# Plucking/Waxing a Pheasant



## burbach (Sep 29, 2005)

Does anyone have experience with plucking a pheasant and then cleaning off the pin feathers using wax? Any advice?


----------



## wburns (Feb 27, 2009)

I have used a hotwater bath, never done the wax thing.


----------



## Bug Guy (Jul 19, 2009)

Growing up, my family used to raise about 8000 pheasants per year for slaughter and we picked some to smoke. We used the hot water method and a commercial chicken plucker with 6 in rubber fingers on it that spun around with a variable speed. Pheasant skin is extremely fragile and it took some flare to get it right. When we tried the hand pick method, we tore the skin alot.

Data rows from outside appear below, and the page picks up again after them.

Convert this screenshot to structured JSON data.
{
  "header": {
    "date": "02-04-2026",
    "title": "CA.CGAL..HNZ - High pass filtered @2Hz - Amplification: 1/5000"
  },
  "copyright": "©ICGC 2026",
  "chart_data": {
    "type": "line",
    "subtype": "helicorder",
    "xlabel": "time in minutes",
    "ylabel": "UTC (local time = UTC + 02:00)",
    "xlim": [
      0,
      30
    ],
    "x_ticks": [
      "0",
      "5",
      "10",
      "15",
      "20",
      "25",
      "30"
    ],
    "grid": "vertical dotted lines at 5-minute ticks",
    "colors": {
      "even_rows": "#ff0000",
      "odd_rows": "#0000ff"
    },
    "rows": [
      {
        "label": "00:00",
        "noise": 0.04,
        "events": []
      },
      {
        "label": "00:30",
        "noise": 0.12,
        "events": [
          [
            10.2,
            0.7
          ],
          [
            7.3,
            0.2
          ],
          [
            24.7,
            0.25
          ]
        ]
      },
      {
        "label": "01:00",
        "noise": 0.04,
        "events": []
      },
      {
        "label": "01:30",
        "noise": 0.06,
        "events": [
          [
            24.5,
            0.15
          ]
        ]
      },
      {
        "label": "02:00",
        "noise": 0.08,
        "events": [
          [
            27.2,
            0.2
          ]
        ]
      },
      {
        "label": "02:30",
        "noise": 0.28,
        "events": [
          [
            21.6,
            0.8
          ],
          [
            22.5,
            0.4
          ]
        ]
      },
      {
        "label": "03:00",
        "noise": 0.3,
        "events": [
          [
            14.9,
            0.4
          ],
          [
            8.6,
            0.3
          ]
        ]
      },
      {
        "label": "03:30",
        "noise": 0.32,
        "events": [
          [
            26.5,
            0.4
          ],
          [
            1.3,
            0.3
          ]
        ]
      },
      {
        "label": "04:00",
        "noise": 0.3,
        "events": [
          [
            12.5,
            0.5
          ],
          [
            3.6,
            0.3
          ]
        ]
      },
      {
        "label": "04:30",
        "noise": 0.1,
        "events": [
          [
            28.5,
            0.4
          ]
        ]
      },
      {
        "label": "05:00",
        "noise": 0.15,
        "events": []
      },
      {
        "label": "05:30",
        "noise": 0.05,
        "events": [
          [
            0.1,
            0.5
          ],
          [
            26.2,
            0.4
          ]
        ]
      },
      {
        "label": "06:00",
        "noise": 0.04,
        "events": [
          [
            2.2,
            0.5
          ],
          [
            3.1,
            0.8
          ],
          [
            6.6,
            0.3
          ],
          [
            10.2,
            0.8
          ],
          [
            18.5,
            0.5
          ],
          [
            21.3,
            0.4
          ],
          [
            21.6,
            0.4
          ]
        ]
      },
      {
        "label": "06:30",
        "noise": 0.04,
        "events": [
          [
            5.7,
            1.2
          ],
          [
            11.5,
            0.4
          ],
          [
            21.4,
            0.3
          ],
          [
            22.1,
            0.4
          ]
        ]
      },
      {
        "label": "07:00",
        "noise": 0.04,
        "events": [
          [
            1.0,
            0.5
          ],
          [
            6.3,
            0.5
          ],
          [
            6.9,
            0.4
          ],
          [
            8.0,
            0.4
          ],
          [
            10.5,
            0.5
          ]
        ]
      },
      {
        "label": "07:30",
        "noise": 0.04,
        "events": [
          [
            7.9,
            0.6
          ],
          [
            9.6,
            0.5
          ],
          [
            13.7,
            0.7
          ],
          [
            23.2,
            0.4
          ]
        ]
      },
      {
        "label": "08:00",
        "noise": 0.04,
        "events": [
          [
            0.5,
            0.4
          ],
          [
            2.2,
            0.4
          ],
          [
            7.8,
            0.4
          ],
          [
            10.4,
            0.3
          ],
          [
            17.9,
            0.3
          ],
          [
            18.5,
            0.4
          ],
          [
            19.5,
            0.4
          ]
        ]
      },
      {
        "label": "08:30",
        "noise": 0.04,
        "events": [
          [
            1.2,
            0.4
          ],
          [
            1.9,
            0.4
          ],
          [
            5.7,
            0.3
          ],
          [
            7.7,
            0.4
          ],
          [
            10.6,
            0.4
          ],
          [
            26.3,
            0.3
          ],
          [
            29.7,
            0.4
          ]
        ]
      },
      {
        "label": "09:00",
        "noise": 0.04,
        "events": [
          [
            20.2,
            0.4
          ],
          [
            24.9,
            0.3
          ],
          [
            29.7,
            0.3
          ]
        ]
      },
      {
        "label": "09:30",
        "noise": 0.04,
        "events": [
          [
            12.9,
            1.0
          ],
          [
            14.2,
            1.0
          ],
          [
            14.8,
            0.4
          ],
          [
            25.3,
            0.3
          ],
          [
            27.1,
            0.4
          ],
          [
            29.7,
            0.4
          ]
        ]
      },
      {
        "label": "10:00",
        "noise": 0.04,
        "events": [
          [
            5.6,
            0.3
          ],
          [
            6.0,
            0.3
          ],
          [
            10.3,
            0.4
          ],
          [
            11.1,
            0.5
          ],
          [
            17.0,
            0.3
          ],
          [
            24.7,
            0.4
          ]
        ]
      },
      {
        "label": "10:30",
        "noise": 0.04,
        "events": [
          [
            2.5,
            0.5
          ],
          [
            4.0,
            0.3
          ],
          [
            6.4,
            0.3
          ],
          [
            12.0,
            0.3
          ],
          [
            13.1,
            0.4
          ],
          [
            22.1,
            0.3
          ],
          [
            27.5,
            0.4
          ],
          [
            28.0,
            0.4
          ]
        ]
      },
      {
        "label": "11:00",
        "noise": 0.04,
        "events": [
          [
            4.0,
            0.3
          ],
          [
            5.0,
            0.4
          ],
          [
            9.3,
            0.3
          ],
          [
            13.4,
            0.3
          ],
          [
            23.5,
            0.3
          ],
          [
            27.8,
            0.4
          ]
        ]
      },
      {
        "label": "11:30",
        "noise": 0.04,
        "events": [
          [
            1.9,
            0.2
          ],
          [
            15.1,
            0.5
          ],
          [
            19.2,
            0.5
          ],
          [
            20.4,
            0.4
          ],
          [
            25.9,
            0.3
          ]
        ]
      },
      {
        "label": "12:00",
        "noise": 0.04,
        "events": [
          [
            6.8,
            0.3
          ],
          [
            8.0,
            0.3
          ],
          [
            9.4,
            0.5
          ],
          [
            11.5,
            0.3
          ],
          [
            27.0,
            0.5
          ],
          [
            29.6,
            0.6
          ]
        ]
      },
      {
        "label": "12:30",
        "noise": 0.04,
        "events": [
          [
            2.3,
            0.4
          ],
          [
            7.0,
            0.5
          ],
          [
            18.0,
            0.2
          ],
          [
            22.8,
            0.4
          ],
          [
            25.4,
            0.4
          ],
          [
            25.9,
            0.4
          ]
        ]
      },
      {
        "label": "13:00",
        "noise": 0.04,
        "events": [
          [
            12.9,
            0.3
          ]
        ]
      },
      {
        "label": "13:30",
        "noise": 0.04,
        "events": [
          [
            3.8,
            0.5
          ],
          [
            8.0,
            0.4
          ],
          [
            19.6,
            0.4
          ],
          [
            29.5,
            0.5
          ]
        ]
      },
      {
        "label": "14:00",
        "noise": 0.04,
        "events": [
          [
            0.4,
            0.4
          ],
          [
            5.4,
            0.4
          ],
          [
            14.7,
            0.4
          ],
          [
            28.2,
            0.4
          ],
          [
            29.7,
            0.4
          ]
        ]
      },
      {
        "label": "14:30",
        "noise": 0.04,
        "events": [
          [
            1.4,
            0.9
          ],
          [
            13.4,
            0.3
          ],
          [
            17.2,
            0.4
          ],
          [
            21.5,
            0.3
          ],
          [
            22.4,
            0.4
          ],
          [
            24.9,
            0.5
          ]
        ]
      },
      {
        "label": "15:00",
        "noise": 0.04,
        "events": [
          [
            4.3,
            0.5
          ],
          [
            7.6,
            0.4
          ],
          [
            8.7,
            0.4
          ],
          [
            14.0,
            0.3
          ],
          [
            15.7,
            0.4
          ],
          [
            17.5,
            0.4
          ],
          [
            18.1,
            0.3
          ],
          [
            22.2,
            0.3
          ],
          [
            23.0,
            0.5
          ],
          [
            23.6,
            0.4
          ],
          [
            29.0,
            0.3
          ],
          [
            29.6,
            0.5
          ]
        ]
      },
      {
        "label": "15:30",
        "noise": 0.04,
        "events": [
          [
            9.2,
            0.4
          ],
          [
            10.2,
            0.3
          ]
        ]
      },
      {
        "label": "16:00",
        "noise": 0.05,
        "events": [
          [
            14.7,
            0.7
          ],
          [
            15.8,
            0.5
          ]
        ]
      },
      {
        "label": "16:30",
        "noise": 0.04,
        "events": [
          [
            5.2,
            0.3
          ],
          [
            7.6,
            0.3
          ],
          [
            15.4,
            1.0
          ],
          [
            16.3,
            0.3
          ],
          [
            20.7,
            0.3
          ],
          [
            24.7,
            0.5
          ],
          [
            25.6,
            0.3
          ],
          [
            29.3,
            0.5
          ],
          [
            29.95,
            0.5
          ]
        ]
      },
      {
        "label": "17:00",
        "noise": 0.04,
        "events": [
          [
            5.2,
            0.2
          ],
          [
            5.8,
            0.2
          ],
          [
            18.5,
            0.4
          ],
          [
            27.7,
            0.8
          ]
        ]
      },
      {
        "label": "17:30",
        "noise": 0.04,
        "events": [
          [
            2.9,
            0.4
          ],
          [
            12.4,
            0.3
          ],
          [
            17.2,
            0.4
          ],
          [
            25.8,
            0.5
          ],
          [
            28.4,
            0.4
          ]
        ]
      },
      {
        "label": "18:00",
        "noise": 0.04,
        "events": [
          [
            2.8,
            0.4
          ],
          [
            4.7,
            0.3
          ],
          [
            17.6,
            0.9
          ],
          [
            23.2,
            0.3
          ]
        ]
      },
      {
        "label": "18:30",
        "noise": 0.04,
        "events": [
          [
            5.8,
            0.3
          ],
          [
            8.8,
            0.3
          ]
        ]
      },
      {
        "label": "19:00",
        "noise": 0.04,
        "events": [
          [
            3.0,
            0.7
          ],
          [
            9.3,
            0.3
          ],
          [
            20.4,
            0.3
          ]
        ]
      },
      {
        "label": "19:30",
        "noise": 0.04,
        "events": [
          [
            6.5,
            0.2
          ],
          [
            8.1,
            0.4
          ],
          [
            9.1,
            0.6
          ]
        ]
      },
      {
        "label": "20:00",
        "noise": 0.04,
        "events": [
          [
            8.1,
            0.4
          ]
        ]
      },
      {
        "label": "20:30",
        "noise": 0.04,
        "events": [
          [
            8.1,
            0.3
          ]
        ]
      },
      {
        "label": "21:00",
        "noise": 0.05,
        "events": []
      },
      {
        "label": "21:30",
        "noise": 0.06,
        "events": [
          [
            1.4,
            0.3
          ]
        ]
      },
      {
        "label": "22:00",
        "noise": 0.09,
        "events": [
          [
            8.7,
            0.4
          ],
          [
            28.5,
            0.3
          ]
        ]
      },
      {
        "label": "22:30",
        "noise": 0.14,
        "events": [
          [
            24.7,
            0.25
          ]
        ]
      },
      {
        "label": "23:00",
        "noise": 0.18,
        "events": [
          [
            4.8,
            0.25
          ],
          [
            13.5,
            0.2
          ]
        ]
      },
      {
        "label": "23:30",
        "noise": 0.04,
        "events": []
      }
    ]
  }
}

Most often on the breast area and on the back where the skin is stretched tighter. It was a big pain, even with the machine. Now add to the fact that our birds didn't have ready made holes in them either and you will start to see what you are up against. Unless there is a really special reason to pick a pheasant, I would just skin it. If you do choose to pluck be very careful and plan to be there a while. Good luck!


----------



## Canuck (Nov 10, 2004)

The secret is to pluck them immediately when they are still hot.

Canuck


----------



## Lucky Lab (Apr 28, 2006)

Dry pluck them as soon as you can I have plucked as I walked back to the truck usually do 10-20 a year this way. Bird that are not shot up work best


----------



## Rick Acker (Sep 26, 2002)

When they are so tasty and fall off the bone in the crock pot...why go through all the trouble? Do they taste that much better?


----------



## riverview (Sep 1, 2009)

a plucked bird keeps much better. I pluck right after i shoot them. gives the dog a break and they pluck easy.


----------